Warnings ignored, government network crippled

Sep 30, 2025, 08:19 am

print page small font big font

facebook share

tweet share

A notice about the suspension of mobile entry passes is posted at the entrance of the Government Complex Seoul in Jongno-gu, Seoul, on Sept. 29, as the nationwide network outage continues for the fourth day following a fire at the National Information Resources Service’s main data center in Daejeon. / Source: Yonhap News

The government said 73 of the 647 public information systems knocked offline by a fire at the National Information Resources Service (NIRS) headquarters in Daejeon had been restored as of 4 p.m. on Sept. 29. Core citizen-facing services—such as Government24 for resident registry extracts, Korea Post’s finance and logistics systems, and mobile ID—were prioritized and are back online. But 96 systems directly affected by the blaze must be migrated to a public-private cloud at the Daegu center, a process expected to take about a month.

 

At a briefing in Sejong on Monday, Vice Interior Minister Kim Min-jae apologized “for the inconvenience caused by many systems that remain unrecovered,” adding that the 96 systems hit by the fire “will be installed in the public-private cloud zone in Daegu,” with “two weeks to prepare information resources and another two weeks to build the systems, for a total of four weeks.”

 

Of the systems restored so far, 16 are classified as Tier-1, representing 44.4% of that category. For services expected to be offline for an extended period, the government is running offline alternatives. Complaints to the e-People petition portal and integrated veterans’ services can be submitted in person or by mail, while national statutes can be accessed via the National Assembly’s legislative platform.

 

Deadlines for paying local property taxes and submitting documents are being extended, and all offline issuance fees are fully waived.
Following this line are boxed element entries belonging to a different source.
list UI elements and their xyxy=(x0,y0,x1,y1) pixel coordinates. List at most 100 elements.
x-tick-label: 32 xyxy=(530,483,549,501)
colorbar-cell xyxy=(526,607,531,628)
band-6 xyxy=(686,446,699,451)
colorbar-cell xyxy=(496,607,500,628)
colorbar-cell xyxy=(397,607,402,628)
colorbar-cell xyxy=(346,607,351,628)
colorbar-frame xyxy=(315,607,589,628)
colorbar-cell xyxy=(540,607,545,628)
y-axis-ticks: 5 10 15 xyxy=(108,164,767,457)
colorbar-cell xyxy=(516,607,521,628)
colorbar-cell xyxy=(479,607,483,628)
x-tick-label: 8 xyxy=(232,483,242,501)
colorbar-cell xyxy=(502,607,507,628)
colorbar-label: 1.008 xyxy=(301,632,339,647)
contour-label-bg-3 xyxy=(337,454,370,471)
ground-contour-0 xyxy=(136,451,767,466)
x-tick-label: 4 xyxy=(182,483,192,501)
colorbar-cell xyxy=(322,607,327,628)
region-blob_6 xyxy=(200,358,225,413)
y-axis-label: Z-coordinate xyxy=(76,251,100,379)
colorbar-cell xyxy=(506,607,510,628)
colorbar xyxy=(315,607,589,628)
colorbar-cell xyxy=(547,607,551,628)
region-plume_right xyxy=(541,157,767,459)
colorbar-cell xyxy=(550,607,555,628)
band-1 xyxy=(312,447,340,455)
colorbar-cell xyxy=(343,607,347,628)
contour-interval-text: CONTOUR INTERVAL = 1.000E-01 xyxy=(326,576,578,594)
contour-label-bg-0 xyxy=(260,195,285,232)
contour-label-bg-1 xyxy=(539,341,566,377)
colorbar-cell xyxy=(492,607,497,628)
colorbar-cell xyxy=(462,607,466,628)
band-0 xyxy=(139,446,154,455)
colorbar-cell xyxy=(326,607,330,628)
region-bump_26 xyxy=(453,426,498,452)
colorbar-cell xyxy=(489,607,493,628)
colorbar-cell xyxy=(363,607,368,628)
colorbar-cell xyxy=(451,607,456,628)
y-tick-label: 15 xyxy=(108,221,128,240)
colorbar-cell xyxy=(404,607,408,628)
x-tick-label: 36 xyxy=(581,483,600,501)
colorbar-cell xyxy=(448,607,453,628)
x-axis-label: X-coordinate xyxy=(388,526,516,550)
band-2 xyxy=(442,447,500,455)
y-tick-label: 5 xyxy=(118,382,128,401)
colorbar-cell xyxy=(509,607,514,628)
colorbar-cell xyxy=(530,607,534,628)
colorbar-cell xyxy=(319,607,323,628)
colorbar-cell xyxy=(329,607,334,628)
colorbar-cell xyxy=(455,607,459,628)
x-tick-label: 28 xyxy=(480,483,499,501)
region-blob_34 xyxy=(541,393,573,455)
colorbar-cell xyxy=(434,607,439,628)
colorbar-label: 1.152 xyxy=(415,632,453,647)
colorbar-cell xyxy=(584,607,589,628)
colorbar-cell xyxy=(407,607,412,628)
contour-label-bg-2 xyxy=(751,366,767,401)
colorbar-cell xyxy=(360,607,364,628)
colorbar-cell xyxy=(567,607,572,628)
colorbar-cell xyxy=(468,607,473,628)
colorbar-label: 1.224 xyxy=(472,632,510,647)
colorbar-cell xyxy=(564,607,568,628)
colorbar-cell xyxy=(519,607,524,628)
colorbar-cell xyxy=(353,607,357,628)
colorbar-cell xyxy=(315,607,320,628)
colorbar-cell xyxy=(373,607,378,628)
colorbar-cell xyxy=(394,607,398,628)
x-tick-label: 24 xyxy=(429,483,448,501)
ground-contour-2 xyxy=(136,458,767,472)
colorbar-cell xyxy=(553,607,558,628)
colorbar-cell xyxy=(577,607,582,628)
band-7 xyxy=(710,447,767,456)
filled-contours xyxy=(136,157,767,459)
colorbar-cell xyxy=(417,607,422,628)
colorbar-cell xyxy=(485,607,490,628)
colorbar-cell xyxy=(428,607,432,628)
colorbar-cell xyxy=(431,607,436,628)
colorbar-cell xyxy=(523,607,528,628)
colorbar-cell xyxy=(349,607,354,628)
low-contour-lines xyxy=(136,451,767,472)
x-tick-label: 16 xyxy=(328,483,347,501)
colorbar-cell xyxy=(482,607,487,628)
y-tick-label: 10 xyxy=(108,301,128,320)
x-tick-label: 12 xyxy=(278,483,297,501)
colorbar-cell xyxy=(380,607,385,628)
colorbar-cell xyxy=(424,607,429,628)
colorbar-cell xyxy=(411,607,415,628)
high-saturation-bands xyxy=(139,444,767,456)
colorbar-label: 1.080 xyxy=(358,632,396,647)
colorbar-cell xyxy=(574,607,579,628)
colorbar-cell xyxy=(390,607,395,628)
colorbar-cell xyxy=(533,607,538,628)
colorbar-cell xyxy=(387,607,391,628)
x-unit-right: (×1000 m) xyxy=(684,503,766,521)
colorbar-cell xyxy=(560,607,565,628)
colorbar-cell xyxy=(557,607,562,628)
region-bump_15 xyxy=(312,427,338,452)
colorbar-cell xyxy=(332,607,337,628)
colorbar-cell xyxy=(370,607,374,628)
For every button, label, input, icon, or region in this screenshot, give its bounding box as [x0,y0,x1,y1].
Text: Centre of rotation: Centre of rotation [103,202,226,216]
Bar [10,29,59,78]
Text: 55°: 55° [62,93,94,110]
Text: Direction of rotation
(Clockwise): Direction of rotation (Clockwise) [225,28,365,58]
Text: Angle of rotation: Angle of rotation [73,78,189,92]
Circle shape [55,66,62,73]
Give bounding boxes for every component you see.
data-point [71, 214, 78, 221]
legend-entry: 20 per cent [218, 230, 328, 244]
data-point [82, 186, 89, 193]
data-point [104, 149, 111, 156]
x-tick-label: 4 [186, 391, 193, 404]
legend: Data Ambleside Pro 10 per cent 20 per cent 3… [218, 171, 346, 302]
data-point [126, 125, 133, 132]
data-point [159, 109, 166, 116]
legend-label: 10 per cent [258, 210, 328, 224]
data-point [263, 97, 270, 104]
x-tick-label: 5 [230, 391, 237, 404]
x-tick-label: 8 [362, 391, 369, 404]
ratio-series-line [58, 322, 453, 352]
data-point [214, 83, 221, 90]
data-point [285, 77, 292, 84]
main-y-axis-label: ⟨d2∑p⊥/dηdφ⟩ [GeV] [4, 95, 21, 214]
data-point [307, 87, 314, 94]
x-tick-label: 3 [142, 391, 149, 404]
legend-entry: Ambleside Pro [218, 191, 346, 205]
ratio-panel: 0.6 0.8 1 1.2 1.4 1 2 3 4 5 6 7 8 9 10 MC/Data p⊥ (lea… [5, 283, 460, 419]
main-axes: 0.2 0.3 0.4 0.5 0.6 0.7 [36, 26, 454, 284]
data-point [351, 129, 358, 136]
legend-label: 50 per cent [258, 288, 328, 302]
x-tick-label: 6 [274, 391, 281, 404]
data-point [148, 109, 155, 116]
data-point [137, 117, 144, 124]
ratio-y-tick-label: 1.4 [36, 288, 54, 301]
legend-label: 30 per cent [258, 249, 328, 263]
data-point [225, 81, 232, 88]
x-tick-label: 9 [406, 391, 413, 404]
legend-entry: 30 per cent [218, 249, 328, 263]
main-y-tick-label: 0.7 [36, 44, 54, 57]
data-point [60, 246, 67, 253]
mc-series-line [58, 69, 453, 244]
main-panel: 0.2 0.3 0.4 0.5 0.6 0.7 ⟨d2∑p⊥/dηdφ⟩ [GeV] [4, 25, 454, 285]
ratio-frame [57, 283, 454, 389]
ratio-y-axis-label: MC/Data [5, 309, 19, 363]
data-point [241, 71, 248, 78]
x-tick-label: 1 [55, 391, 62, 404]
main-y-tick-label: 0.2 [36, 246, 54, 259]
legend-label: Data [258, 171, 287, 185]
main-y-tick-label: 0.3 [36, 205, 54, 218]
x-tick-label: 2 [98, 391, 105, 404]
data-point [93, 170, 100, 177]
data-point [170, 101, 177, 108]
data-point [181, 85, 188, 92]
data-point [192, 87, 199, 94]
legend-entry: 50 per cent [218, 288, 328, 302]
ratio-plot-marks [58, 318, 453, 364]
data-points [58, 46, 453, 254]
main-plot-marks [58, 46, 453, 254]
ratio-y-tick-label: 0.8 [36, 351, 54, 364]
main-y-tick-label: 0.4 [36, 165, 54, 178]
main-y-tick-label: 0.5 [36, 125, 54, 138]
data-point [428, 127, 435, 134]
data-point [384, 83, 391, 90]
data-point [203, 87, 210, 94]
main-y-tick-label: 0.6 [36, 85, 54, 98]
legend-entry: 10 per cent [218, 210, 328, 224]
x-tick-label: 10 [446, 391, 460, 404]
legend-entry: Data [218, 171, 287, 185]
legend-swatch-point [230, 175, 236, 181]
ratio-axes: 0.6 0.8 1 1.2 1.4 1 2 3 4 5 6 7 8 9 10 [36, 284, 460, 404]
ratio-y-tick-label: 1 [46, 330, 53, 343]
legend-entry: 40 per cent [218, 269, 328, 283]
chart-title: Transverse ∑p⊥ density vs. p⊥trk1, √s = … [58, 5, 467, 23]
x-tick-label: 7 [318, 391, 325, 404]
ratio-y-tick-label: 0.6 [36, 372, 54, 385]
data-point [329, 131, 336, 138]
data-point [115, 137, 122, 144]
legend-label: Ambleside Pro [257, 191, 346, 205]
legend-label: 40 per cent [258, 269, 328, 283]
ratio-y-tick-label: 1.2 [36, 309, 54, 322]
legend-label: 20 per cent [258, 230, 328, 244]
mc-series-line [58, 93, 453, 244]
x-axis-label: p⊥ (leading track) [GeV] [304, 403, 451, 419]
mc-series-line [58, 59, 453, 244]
The 110 and 120 call centers and major portals Naver and Daum are guiding users to workarounds, while agencies have activated “dedicated civil-complaint support teams” to handle urgent cases.

 

As recovery continues, revelations that the Board of Audit and Inspection warned just nine days before the fire about the risk of recurring network failures have fueled criticism that the outage amounts to “man-made disaster.” In a Sept. 17 notice to the Science Ministry, the Interior Ministry and the NIRS conveying findings from its audit of the 2023 nationwide administrative network paralysis, the board cautioned that failures could “spread nationwide,” urging stronger prevention measures.

 

In November 2023, 189 administrative information systems—including Government24—simultaneously went down, drawing harsh rebukes over poor NIRS maintenance and inspections. The audit then found that aging equipment such as routers caused the outage and noted failure rates surge after four years in service. NIRS had kept devices in operation for up to nine years, and an aged battery is again being cited as a likely cause of the current fire.

 

A longstanding weakness—insufficient redundancy across critical IT assets—also appears to have gone unaddressed. Experts say agencies should keep hot-standby equipment and robust disaster-recovery systems so that if one unit fails, another immediately takes over with no service interruption. In this case, those basic safeguards were not in place.